The articles published by Uroecopol show that there should be a consensus on the need to incorporate the environmental dimension of water and coastal resources, in relation to extraction rates and quality, in order to face in an integrated way the management of water and coastal resources to ensure its conservation, its quality and its rational use. In this area, it is essential to develop an integrated environmental policy for water resources. The basic contents of a policy proposal
water and coastal areas include the classification of water courses according to their possible uses, identifying critical basins due to excess demand; the rational allocation of the resource; the establishment of quality criteria; and the design of instruments and regulation models to conserve the resource and ensure the required quality. Uruguay must also generate capacities to have a prospective vision of the demands of water and coastal resources and their impact on sources and ecosystems.
Will rivers and coasts continue to be CLOACAS in Uruguay? Will your margins not be respected? What about flood protection measures? How many recovery plans for rivers and natural basins that cross urban centers exist in Uruguay?

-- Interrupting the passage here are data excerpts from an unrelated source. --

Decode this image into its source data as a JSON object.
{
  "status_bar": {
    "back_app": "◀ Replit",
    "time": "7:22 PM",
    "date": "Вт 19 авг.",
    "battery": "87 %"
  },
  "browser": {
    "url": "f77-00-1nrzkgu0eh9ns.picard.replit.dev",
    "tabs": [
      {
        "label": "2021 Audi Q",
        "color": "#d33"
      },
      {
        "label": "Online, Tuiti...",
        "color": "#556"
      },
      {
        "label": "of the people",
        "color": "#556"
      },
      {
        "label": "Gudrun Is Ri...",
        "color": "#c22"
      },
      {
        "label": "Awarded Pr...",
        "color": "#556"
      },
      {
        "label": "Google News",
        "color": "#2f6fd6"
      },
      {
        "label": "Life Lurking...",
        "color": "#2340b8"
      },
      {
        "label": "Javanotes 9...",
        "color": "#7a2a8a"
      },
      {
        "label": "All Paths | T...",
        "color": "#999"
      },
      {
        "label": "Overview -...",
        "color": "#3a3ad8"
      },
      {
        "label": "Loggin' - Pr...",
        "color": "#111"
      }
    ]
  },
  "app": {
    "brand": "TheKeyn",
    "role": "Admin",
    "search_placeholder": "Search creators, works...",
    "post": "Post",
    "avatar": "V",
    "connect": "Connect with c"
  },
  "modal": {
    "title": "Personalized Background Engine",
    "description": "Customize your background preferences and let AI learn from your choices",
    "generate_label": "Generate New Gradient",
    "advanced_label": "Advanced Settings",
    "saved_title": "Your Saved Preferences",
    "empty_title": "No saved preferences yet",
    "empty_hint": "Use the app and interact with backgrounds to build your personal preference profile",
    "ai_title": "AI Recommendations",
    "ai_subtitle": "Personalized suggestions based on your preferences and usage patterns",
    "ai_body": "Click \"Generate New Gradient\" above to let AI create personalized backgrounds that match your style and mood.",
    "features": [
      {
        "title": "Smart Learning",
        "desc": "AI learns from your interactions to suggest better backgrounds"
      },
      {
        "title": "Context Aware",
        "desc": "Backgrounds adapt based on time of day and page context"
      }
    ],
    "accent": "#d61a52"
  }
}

THE CHALLENGE THAT WE ALL HAVE, IS TO ACHIEVE THE PERFECT COEXISTENCE BETWEEN TECHNOLOGY AND ECOLOGY, AS WELL AS BETWEEN SOCIO-ECONOMIC DEVELOPMENT, QUALITY OF LIFE AND THE ENVIRONMENT, IN A NEW CULTURE ORIENTED TO THE CONSERVATION AND RECOVERY USE OF OUR SUSTAINABLE USE. AQUIFERS. FOR THIS, THE PARTICIPATION OF ALL THE SOCIAL SECTORS IS REQUIRED, AS WELL AS A STRONG POLITICAL WILL TO IMPROVE AND ENSURE COMPLIANCE WITH ENVIRONMENTAL REGULATIONS.
CULTURE of water! What does that mean? Why not define it? Water culture is knowing that you have to take care of it, that it should not be polluted, that an aquifer or coastal ecosystem should not be overexploited, that it is a finite, vulnerable, random resource? Is it sometimes teaching the MUNICIPALITIES themselves that it is not necessary to dump garbage into the riverbeds and coasts, that we must take care of the quality of the water, the banks of rivers and coasts, the recharge of underground waters? Or water culture is knowing how to obey the message on a sign that says; danger, do not bathe, polluted waters! Or know that you have to boil drinking water and not drink water from the tap in such a way as to let it continue to contaminate without doing anything? What do inhabitants have to pay to keep the watershed where they live?
How can a water culture be instilled in school students if this topic is not included in the school books? What is done in the region so that urban centers do not turn their backs on the rivers that run through their hull or on the basins from where they capture water for the population?
Normally, it seems to be assumed that there is no culture, policy, or awareness regarding water and coast management, at the time of formulating the proposal, and that it is only necessary to create a policy, a culture and a conscience to get ahead, further It does not indicate what the new consciousness, culture or politics will be that will be transmitted with the proposed project.
Culture is the way human beings express themselves in their social and spiritual relationships with the environment. It is the way in which human beings relate to the world and can make decisions to improve their quality of life.